Continuing the series on the four classes in Hackbut, having previously covered the cleric, next up is the fighter. This is the simplest class in the game (not that the others are particularly complicated, but still). I buy into the notion that the fighter should be kept as simple as possible so that there is a clear go-to for new players, or players who just don’t feel like something too involved.
As with all the classes in the game, I have used Kazamaták és Kompániák as the base. It is worth noting the multi-attack ability. This is an adaptation of the rule in OD&D and first edition AD&D where fighters may attack creatures of 1 HD or less a number of times equal to their level. KéK tweaks this. The rule reads as follows:
They may attack multiple opponents, provided their combined HD doesn’t exceed the fighting-man’s own (e.g. a level 4 fighting-man may attack four 1 HD goblins, two 2 HD wolves, or a 3 HD crystal statue and a 1 HD cultist).
So the power level of creatures that a fighter can perform multiple attacks against scales with their level, without getting out of hand. When I saw this I was immediately taken with it, because it solves this strange break point at the 1 HD mark without unbalancing the game unduly. (I should add it is also listed as an option in the Castle Xyntillan stat blocks.)
In play, I have found one slight drawback to this ability is that players are prone to ask about enemy HD, which is an unwelcome intrusion of rules concepts into the game’s fiction. I do not expose HD to players (nor do I AC, for that matter). So I handle this by telling a fighter their options with regards to performing multiple attacks in a round. This works fine. And in any case the ability leads to fighter characters wading into melee ahead of other characters.

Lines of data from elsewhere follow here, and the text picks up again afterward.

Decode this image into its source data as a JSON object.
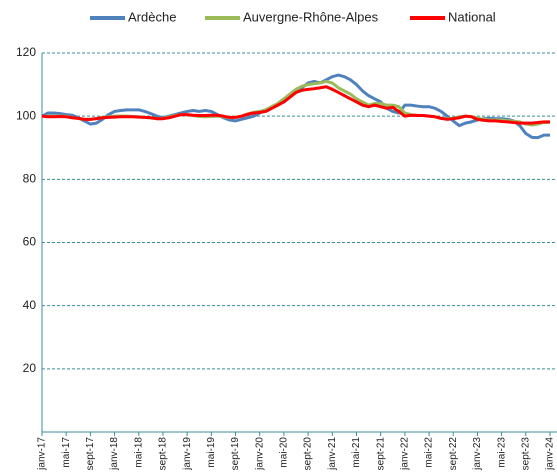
{
  "chart_data": {
    "type": "line",
    "categories": [
      "janv-17",
      null,
      null,
      null,
      "mai-17",
      null,
      null,
      null,
      "sept-17",
      null,
      null,
      null,
      "janv-18",
      null,
      null,
      null,
      "mai-18",
      null,
      null,
      null,
      "sept-18",
      null,
      null,
      null,
      "janv-19",
      null,
      null,
      null,
      "mai-19",
      null,
      null,
      null,
      "sept-19",
      null,
      null,
      null,
      "janv-20",
      null,
      null,
      null,
      "mai-20",
      null,
      null,
      null,
      "sept-20",
      null,
      null,
      null,
      "janv-21",
      null,
      null,
      null,
      "mai-21",
      null,
      null,
      null,
      "sept-21",
      null,
      null,
      null,
      "janv-22",
      null,
      null,
      null,
      "mai-22",
      null,
      null,
      null,
      "sept-22",
      null,
      null,
      null,
      "janv-23",
      null,
      null,
      null,
      "mai-23",
      null,
      null,
      null,
      "sept-23",
      null,
      null,
      null,
      "janv-24"
    ],
    "series": [
      {
        "name": "Ardèche",
        "color": "#4f81bd",
        "values": [
          100,
          101,
          101,
          100.8,
          100.5,
          100.3,
          99.5,
          98.5,
          97.5,
          97.8,
          99,
          100.5,
          101.5,
          101.8,
          102,
          102,
          102,
          101.5,
          100.8,
          100,
          99.5,
          100,
          100.5,
          101,
          101.5,
          101.8,
          101.5,
          101.8,
          101.5,
          100.5,
          99.5,
          98.8,
          98.5,
          99,
          99.5,
          100,
          101,
          102,
          103,
          104,
          105.5,
          106.5,
          107.5,
          109,
          110.5,
          111,
          110.5,
          111.5,
          112.5,
          113,
          112.5,
          111.5,
          110,
          108,
          106.5,
          105.5,
          104.5,
          102.5,
          101.5,
          101,
          103.5,
          103.5,
          103.2,
          103,
          103,
          102.5,
          101.5,
          100,
          98.5,
          97,
          97.8,
          98.2,
          98.8,
          99.2,
          99.3,
          99.2,
          99.2,
          99,
          98.5,
          97,
          94.5,
          93.3,
          93.2,
          94,
          94
        ]
      },
      {
        "name": "Auvergne-Rhône-Alpes",
        "color": "#9bbb59",
        "values": [
          100,
          100,
          100,
          100,
          100,
          99.5,
          99.3,
          99,
          99,
          99.3,
          99.6,
          99.8,
          100,
          100,
          100,
          99.9,
          99.8,
          99.6,
          99.4,
          99.2,
          99.3,
          99.7,
          100.2,
          100.5,
          100.4,
          100.2,
          99.9,
          99.8,
          99.9,
          100,
          99.8,
          99.5,
          99.7,
          100,
          100.7,
          101.2,
          101.5,
          102,
          103,
          104,
          105.5,
          107,
          108.5,
          109.5,
          110,
          110.3,
          110.5,
          111,
          110.5,
          109,
          108,
          107,
          105.5,
          104.5,
          103.5,
          104,
          104,
          103.5,
          103.5,
          103,
          101,
          100.5,
          100.3,
          100.2,
          100,
          99.8,
          99.3,
          99.2,
          99.3,
          99.8,
          100,
          99.9,
          99.4,
          99,
          98.8,
          98.8,
          98.8,
          98.6,
          98.4,
          98.2,
          97.5,
          97.2,
          97.5,
          98,
          98
        ]
      },
      {
        "name": "National",
        "color": "#ff0000",
        "values": [
          100,
          99.8,
          99.8,
          99.9,
          99.8,
          99.5,
          99.3,
          99,
          99,
          99.2,
          99.5,
          99.6,
          99.7,
          99.8,
          99.8,
          99.8,
          99.7,
          99.6,
          99.5,
          99.2,
          99.2,
          99.5,
          100,
          100.5,
          100.5,
          100.3,
          100.2,
          100.2,
          100.3,
          100.3,
          100,
          99.6,
          99.6,
          100,
          100.6,
          101,
          101.2,
          101.5,
          102.5,
          103.5,
          104.5,
          106,
          107.5,
          108.2,
          108.5,
          108.7,
          109,
          109.3,
          108.5,
          107.5,
          106.5,
          105.5,
          104.5,
          103.5,
          103,
          103.5,
          103,
          102.5,
          102.8,
          101.5,
          100,
          100.3,
          100.2,
          100.2,
          100,
          99.8,
          99.3,
          99,
          99.2,
          99.5,
          100,
          99.8,
          99,
          98.7,
          98.5,
          98.5,
          98.3,
          98.2,
          98,
          97.8,
          97.8,
          97.8,
          98,
          98.2,
          98.2
        ]
      }
    ],
    "ylim": [
      0,
      120
    ],
    "yticks": [
      20,
      40,
      60,
      80,
      100,
      120
    ],
    "grid": true,
    "legend": "top"
  }
}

One other ability that I added is a +1 to open door checks and other feats of strength for every three levels the fighter has. (So it improves to +2 at level four.) Such ability checks in Hackbut are always 5+ on a d6. Everyone gets to add their STR mod, and fighters get a little boost. In play this means that fighters are typically the designated door-opener, and the first one in harm’s way. (I believe a version of this ability is also in OD&D and Moldvay Basic D&D.)

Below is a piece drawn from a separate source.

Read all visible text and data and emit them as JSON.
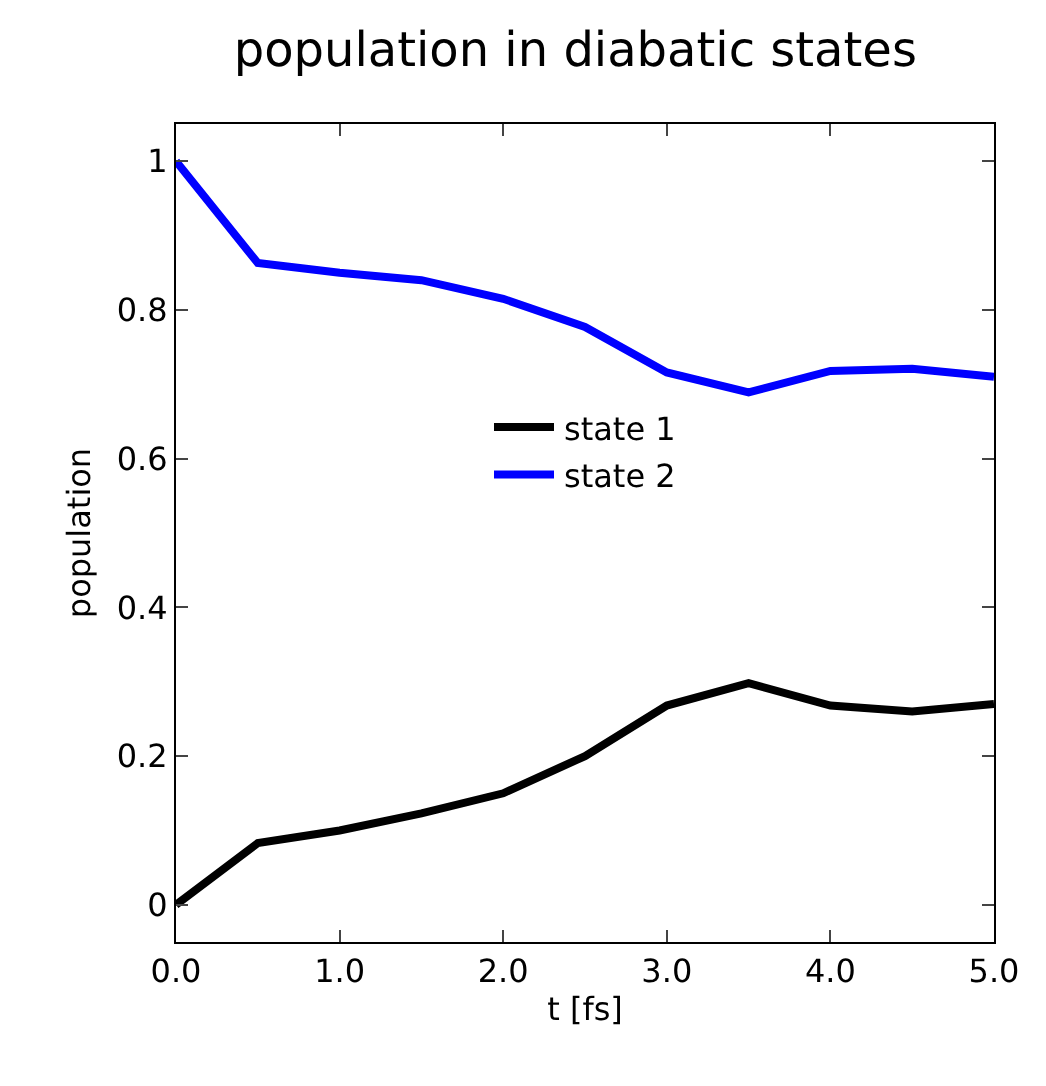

Fighters are the only class who get to use all weapons and armour. In addition it is worth pointing out I restrict the use of magic swords to fighters only. I believe the Greyhawk thief was able to use such swords, but I have dialed back the weapons they are allowed. When I first came to classic D&D I did not realise this, but magic swords are a major way for fighters to acquire special powers. And I have really come to appreciate that aspect of the game. Character advancement for a large part happens through the junk they acquire along the way, rather than marking off stuff on their character sheets in return for XP.